(38) IsèreJazz à Vienne

08/07/2021 – Jazz at Lincoln Center Orchestra with Wynton Marsalis à Jazz à Vienne

Difficile d’ajouter quoi que ce soit à tout ce qui a été dit ou écrit concernant le trompettiste Wynton Marsalis, couvert de décorations, de Grammy Award de musique classique et de jazz, manager et directeur artistique de Jazz at Lincoln Center et du Jazz at Lincoln Center  Orchestra (JLCO) avec pas loin de quatre-vingt-dix albums à son actif (jazz et musique classique), fidèle et actif parrain de Jazz in Marciac, docteur honoris causa de multiples universités dont Jean Moulin Lyon 3, Wynton Marsalis développe une œuvre protéiforme et gigantesque de musicien, classique et jazz, de compositeur, classique et jazz également, de pédagogue, avec un projet bien précis de donner au jazz sa place de rouage essentiel de la culture américaine. En plus et malgré toutes ces activités, Wynton Marsalis trouve le moyen d’être en tournée cet été et à Vienne ce soir.
Le Jazz at Lincoln Center Orchestra (JLCO) c’est de l’efficacité à cent pour cent, on arrive sur scène, on s’assoit et boum, c’est parti.
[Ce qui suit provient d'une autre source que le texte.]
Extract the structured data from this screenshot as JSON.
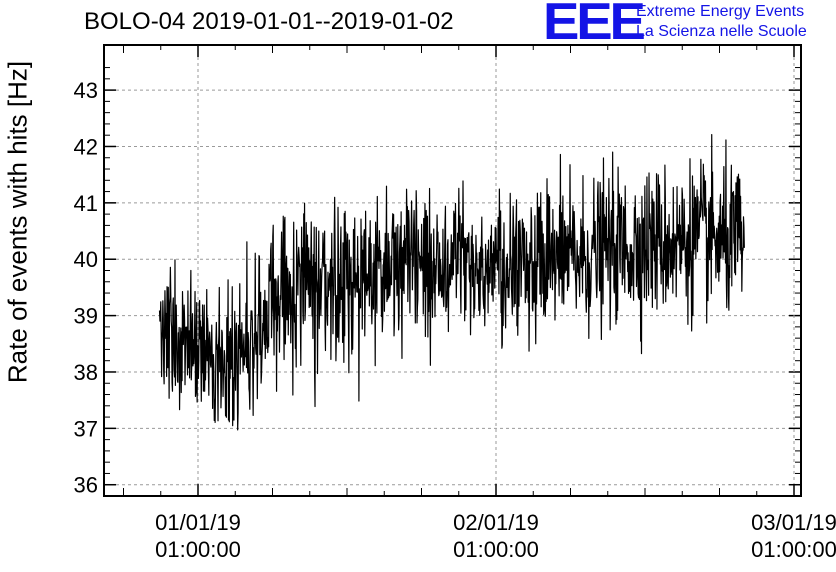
{
  "chart_data": {
    "type": "line",
    "title": "BOLO-04 2019-01-01--2019-01-02",
    "ylabel": "Rate of events with hits [Hz]",
    "xlabel": "",
    "ylim": [
      35.8,
      43.8
    ],
    "yticks": [
      "36",
      "37",
      "38",
      "39",
      "40",
      "41",
      "42",
      "43"
    ],
    "xticks": [
      {
        "date": "01/01/19",
        "time": "01:00:00"
      },
      {
        "date": "02/01/19",
        "time": "01:00:00"
      },
      {
        "date": "03/01/19",
        "time": "01:00:00"
      }
    ],
    "grid": true,
    "series": [
      {
        "color": "#000000",
        "x_hours": [
          0,
          1,
          2,
          3,
          4,
          5,
          6,
          7,
          8,
          9,
          10,
          11,
          12,
          13,
          14,
          15,
          16,
          17,
          18,
          19,
          20,
          21,
          22,
          23,
          24,
          25,
          26,
          27,
          28,
          29,
          30,
          31,
          32,
          33,
          34,
          35,
          36,
          37,
          38,
          39,
          40,
          41,
          42,
          43,
          44,
          45,
          46,
          47
        ],
        "trend": [
          38.7,
          38.6,
          38.5,
          38.4,
          38.3,
          38.3,
          38.3,
          38.5,
          38.8,
          39.1,
          39.4,
          39.5,
          39.6,
          39.6,
          39.6,
          39.7,
          39.7,
          39.8,
          39.8,
          39.9,
          39.9,
          39.9,
          39.9,
          39.9,
          39.9,
          39.9,
          39.9,
          39.9,
          39.9,
          39.9,
          39.9,
          39.9,
          39.9,
          40.0,
          40.0,
          40.1,
          40.2,
          40.2,
          40.2,
          40.3,
          40.3,
          40.3,
          40.3,
          40.4,
          40.4,
          40.3,
          40.3,
          40.3
        ],
        "noise_sd_hz": 0.65
      }
    ]
  },
  "logo": {
    "mark": "EEE",
    "line1": "Extreme Energy Events",
    "line2": "La Scienza nelle Scuole"
  }
}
Les spectateurs cherche le maître, il est assis au dernier rang, avec les trompettes en haut à gauche du praticable, près du batteur. Un poste de commandement en somme. Pour le voir, il est assis derrière l’immense tromboniste Chris Crenshaw, une partie du public devra attendre le milieu du concert lorsqu’il viendra sur le devant de la scène pour un chorus.

Wynton Marsalis donne le tempo au batteur et le départ au big band, les fins délicates, ralentissement, glissando, c’est Victor Goines, sax alto, qui est à la manœuvre et dirige depuis sa place, en bas à droite du groupe. Autre pièce essentielle du JLCO, le remarquable contrebassiste Carlos Henriquez, parait-être, autant sinon plus encore que le batteur, le maître du tempo de ce big band de rêve dont chaque musicien frise l’excellence. Dès le premier titre, Wynton Marsalis assène un chorus virtuose qui nous laisse pantois. Suivent quelques standards, des compositions originales de musiciens du JLCO et Rhapsody in Blue dont la clé nous est donné à la fin du morceau par la clarinette de Victor Goines. Par la suite on pourra entendre les autres musiciens en soliste sur quelques standards, puis dans Freedom Suite de Sonny Rollins et Pursuance la troisième des quatre parties que compte l’extraordinaire A Love Supreme de ce génie musical que fut et que reste John Coltrane. Au rappel, la section rythmique, restée sur place, accompagnera Wynton Marsalis et Victor Goines pour un duo en forme d’au revoir.

C’est toujours un grand plaisir étonné que nous procure le JLCO, plaisir de voir fonctionner et d’entendre cet ensemble. Et pas seulement pour la qualité des musiciens, mais aussi pour celle des arrangements ; le travail sur la structure sonore, l’utilisation des timbres des différents instruments sont remarquables et dégagent une poésie particulière, un swing puissant qui oblige le corps à se mouvoir spontanément en suivant la pulsation, les rythmes qui se superposent, ceux de la batterie (le nom du batteur m’a échappé), du piano de Dan Nimmer, de la contrebasse de Carlos Henriquez et ces riffs appuyés qui marquent les temps forts… L’articulation des différents pupitres et des instruments entre eux est remarquable de décontraction, ce qui donne cet aspect spontané à la musique. Le résultat est grandiose et l’étonnement vient de la qualité de la réalisation, mise en place  parfaite, aucune faute de style ou de sens, un avant-goût de la perfection.